You see, being an introverted but fairly typical lad of 16 in 1980 I had my movie crushes and Sarah Holcomb was definitely one of the big ones and it was a big reason why I always remembered Caddyshack fondly. Although in the film Cindy Morgan was supposed to be the sexual focus, to me the much more approachable and real character of Maggie was a helluva lot more attractive and the scene of her in her underwear burnt deeply into my memory. But being a young lad I was easily distracted and as I went on with my silly life, I didn't take notice of the fact that I never saw Sarah Holcomb again. Flash forward a couple of decades later and having developed into something of a film goof I was slowly revisiting movies, directors, and stars that interested me growing up. I looked up another old crush Diane Franklin (Monique from Better off Dead) and discovered that she did a silly movie called Second Time Lucky in which she was gloriously naked for most of the film and it only cost me $3 for the DVD! Then I remembered Sarah Holcomb and was puzzled by the fact that she never made another movie after Caddyshack. In fact she sort of just...disappeared.


It's no secret that the set of Caddyshack was a set filled with excessive partying.
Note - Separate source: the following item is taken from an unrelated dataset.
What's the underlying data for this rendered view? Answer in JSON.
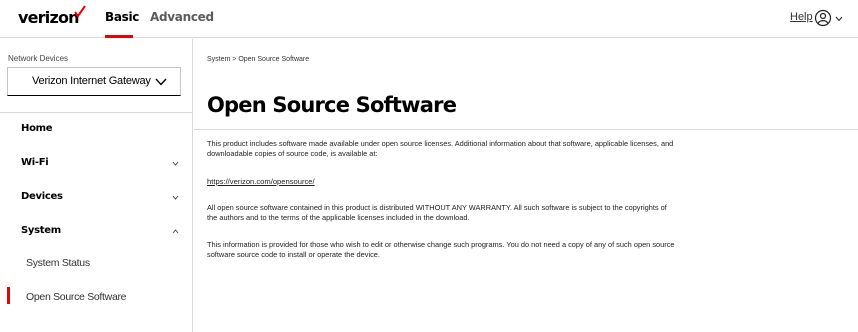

Drugs and alcohol flowed freely and almost everybody was in on the craziness a factor which was further amplified by the frat-like living situations in which all the stars lived in a big building located on the actual golf course they filmed on. Most people came out of the situation a bit bleary eyed but relatively unscathed. Not so with Sarah. You see Sarah was starting to suffer from the mental condition Schizophrenia and the constant atmosphere of hard drugs and alcohol only served to amplify the condition. She quickly began to lose her grip on reality and soon found herself in some rest homes and eventually a mental institution. Word on the street is that after some years she checked out and was coping, but she has changed her name and apparently does not wish to be found by anybody. Word also has it that director Reverge Anselmo knew her and based his 2004 movie Stateside on Sarah with her brother actually playing a part in the movie and a thank you at the end of the movie to "S.H.". So wherever you are Sarah, I hope you're doing fine. In my own stupid teenage way I really cared for you and I wish you the best.